I further made some performance profiling tests. First we need to choose a family or several families of test data. Also, since Mathematica’s function LinearProgramming has several methods it is a good idea to test with all of them. Here I am going to show results only with one family of data and two LinearProgramming methods. The data family is the skewed noise over a logarithmic curve used as an example above. The first LinearProgramming method is Mathematica‘s  (default) “InteriorPoint”, the second method is “CLP” that uses the built-in COIN-OR CLP optimizer. I run the profiling tests using one quantile {0.5} and five quantiles {0.05, 0.25, 0.5, 0.75, 0.95}, which are shown in blue and red respectively. I also run tests with different number of model functions {1, x, x^(1/2), log(x)} and {1, x, log(x)} but there was no significant difference in the timings (less than 2%).
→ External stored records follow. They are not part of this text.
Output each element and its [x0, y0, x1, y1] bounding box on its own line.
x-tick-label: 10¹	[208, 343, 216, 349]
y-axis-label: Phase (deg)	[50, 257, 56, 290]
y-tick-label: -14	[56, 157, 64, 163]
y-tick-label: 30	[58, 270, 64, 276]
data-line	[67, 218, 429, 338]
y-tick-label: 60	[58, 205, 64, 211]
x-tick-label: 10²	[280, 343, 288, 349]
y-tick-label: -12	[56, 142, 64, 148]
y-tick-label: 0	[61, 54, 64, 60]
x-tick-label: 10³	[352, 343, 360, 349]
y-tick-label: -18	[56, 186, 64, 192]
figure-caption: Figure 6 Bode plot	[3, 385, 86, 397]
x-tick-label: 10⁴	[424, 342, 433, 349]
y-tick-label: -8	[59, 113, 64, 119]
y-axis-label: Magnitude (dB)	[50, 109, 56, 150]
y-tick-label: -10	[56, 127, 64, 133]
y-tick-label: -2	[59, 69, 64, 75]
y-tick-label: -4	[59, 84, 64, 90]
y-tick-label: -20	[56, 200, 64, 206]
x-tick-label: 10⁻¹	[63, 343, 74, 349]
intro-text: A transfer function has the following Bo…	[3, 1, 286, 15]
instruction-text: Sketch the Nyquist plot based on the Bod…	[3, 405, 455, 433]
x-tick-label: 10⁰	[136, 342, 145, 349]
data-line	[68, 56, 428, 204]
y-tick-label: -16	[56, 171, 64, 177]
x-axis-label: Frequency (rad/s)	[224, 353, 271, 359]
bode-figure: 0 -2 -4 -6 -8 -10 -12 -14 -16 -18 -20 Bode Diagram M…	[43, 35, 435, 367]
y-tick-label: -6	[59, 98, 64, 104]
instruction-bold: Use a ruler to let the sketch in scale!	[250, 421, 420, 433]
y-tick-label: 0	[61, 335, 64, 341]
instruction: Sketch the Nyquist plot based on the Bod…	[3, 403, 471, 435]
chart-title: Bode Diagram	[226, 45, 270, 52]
Performance profile InteriorPoint method

Performance profile CLP method

It is interesting to note that the average ratio of the timings with 1 vs. 5 quantiles is 0.38 for “InteriorPoint” and 0.5 for “CLP”.

In another post I am going to show examples of the robustness of regression quantiles when the data has outliers.

Update: Because I implemented calculation of regression quantiles with B-splines I had to rename the function QuantileRegression into QuantileRegressionFit. I made the corresponding changes in the blog post. (Except the profile graphics captions.)